Do you incorporate lots of singles into your training routine?


----------



## AChappell (Jun 1, 2011)

A 200kg squat at under 80kg I don't think anyone could touch you when it comes to lb for lb lifts Davy. I took the supplement for 2 months in a Row and felt liek I got the most out of it taking it like that in the offseason. However when I was dieting I was taking it for a much longer period and I did run it 3 motnhs in a row. Managed some pretty respectable numbers at a much reduced bodyweight so it might well be worth it.


----------



## Davie Hannah (Nov 26, 2012)

yannyboy said:


> Do you incorporate lots of singles into your training routine?

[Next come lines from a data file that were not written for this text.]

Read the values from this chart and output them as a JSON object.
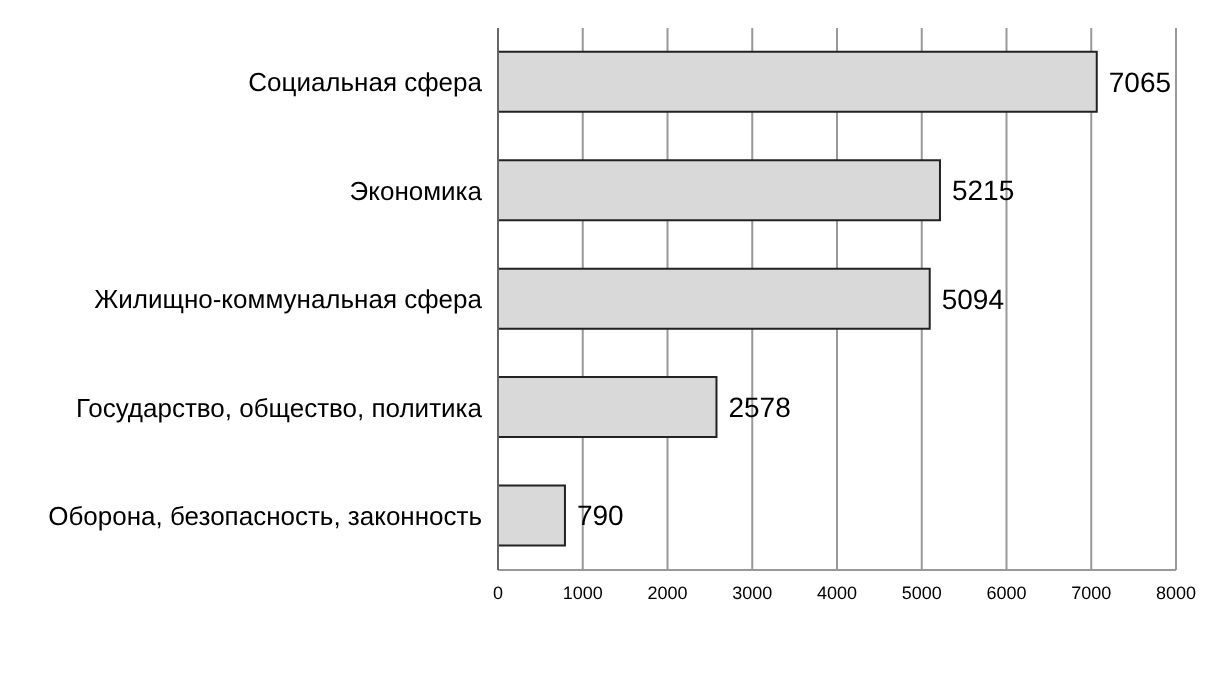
{
  "chart_data": {
    "type": "bar",
    "orientation": "horizontal",
    "categories": [
      "Социальная сфера",
      "Экономика",
      "Жилищно-коммунальная сфера",
      "Государство, общество, политика",
      "Оборона, безопасность, законность"
    ],
    "values": [
      7065,
      5215,
      5094,
      2578,
      790
    ],
    "color": "#d9d9d9",
    "xlim": [
      0,
      8000
    ],
    "xticks": [
      0,
      1000,
      2000,
      3000,
      4000,
      5000,
      6000,
      7000,
      8000
    ],
    "grid": "x",
    "data_labels": true
  }
}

 I wouldn't normally do singles very often, but i think done occasionally they can serve a purpose, ie allowing you

to test how your strength is improving. when i squatted last time i wanted to see where my strength was with the view

to maybe doing single lift in a powerlifting competition. I actually think that legs benefit from using slightly higher rep

ranges. I usually for example will do higher reps for at least one exercise on leg day. whether it's 20rep sets or triple drop sets

to get the extra reps out. they're a big muscle and can take a bit more of a hammering than the smaller muscles


----------



## Davie Hannah (Nov 26, 2012)

AChappell said:


> A 200kg squat at under 80kg I don't think anyone could touch you when it comes to lb for lb lifts Davy. I took the supplement for 2 months in a Row and felt liek I got the most out of it taking it like that in the offseason. However when I was dieting I was taking it for a much longer period and I did run it 3 motnhs in a row. Managed some pretty respectable numbers at a much reduced bodyweight so it might well be worth it.


 Yeh Andy, i've decided to stay on reload for another month and see how things go.

I feel i'm still getting the benefits from taking it so no reason to stop for the moment.


----------